Figure 1: Trends in diagnosis of tonsillitis during the Covid19 lockdown period.
 
The findings do resonate with what has been reported in previous papers (Stockmann C, 2013).
Stockmann et colleagues reported a strong correlations between AOM and the activity of individual circulating respiratory viruses, particularly RSV and human metapneumovirus  and weaker correlations between AOM and influenza A, influenza B , adenovirus, and rhinovirus. Yet, when first-order auto-regressive integrated moving average (ARIMA) models were constructed that appropriately corrected for the autocorrelation of time-series data, the association was no longer statistically significant for a number of respiratory viruses.

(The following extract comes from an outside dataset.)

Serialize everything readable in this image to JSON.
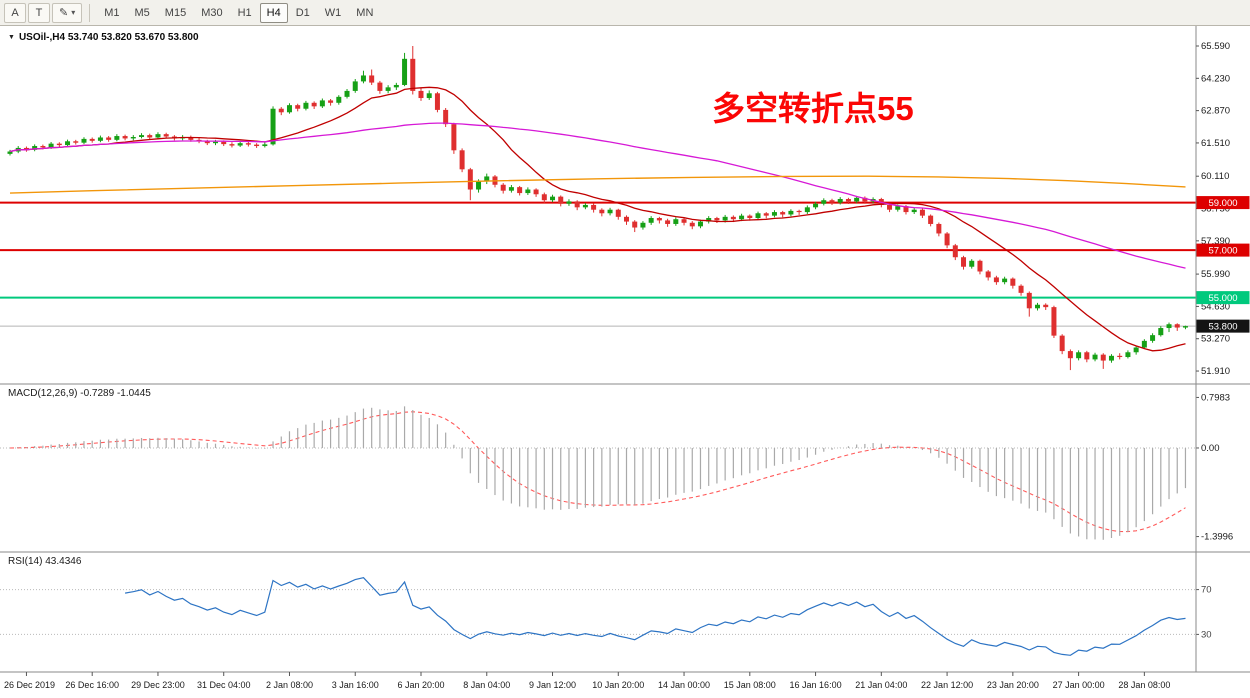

This may account for a far less obvious impact of the lockdown effect on AOM when compared to the diagnosis of tonsillitis.  
 

Bibliography

Cervoni, E. (2020). Trends in diagnosis of tonsillitis during the Covid19 pandemic. Authorea, DOI: 10.22541/au.159018084.41587278.
Collins, S. D. (1935). Age Incidence of Specific Causes of Illness: Based on Records for 9,000 Families in 18 States Visited Periodically for 12 Months, 1928-31. Public Health Reports (1896-1970), 1404-1427.
Stockmann C, A. K. (2013). Seasonality of acute otitis media and the role of respiratory viral activity in children. Pediatr Infect Dis J, 314-319.